Sometimes it actually is the same use and implication of the exact same thing because saying one of the latter terms could produce a backlash and accusations of bigotry — or “playing the race card”— but saying the first does not. When we see voter suppression and gerrymandering take place along racial lines, I believe that is really only a byproduct of the real goal which is entirely political. Shifting power toward one party and against the other, the racism of it is almost incidental since African-Americans vote overwhelmingly Democratic it’s a racial means to a political end, not simply racism for racism’s sake.
This is not a tenable situation. Facts are not fungible. Reality isn’t optional or malleable based on your ideological position. We have to come to terms with this schism in some way. We have to take a step back and try to come at things with fresh eyes, rather than a closed mind and clenched fist.
I’m not entirely sure how to rip down the ideological walls between red state and blue state, between parents and children, between siblings and long lost ex-friends who’ve reach a point where they can no longer communicate without it escalating into a violent argument. Perhaps simply pointing out that prejudging facts based on the presumption of bias by the source is itself — a form of bias.
I know many on the right won’t even consider reading anything I’ve written simply because it’s posted here on Dailykos, just as they won’t take seriously reports by CNN or MSNBC, when neither of those are particularly “Left” when contrasted with Democracy Now and The Young Turks. And many here won't even deign to read what someone like David Brooks or Ed Rogers might write even if it’s in the New York Times or Washington Post, let alone what may be reported by Fox News, Sinclair Broadcasting or posted on Newsbusters, The Daily Caller, Breitbart, or InfoWars.
Ok, sure some of that is with good reason — but the larger point is that we are no longer communicating with each other, we’re talking around each other and ultimately only convincing ourselves of what we already believe.
The real question is: what can be done about it?
Perhaps simply calling it what it is — BIGOTRY — will help jolt some people into looking past the surface and begin to get at the truth, regardless of the source, but based on the validity of the information and the veracity of the argument.
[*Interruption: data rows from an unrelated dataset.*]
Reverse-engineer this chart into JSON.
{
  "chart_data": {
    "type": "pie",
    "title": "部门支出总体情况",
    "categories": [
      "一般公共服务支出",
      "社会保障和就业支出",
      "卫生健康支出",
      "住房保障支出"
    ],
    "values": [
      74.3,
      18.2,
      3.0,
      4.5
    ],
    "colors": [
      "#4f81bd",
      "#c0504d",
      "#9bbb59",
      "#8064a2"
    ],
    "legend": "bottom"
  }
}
Perhaps admitting that we all have biases, small and large, political, racial, gender-associative, social and religious is key. Perhaps realizing those biases and presumptions must constantly be challenged and tested lest they become hardened and calcified into a rigid inflexible position that gradually stands in contrast to current factual reality is something we all — from every political spectrum — need to acknowledge before we can really begin to solve any of our issues of racial inequality, gender inequality, income inequality… or political animus.
There’s no guarantee this will solve the problem, and frankly I doubt there’s much impetus to really even try on the part of most people — most are perfectly happy and proud to be in within their current ideological camp, they’ve worked hard to get there, burrowed their way in deep and sealed the entrance. It’s comfortable deep inside that cave. It’s warm. It’s safe.
But political and ideological Supremacy — is exactly that: Supremacist. It should always be questioned, always be challenged and always tested. When it isn’t, it becomes a danger to us all, regardless of party or position, or how safe and comfortable we feel in our well guarded position.
Something has to change, and it has to start somewhere. Here and now seems like a fine time for those who are up to the challenge.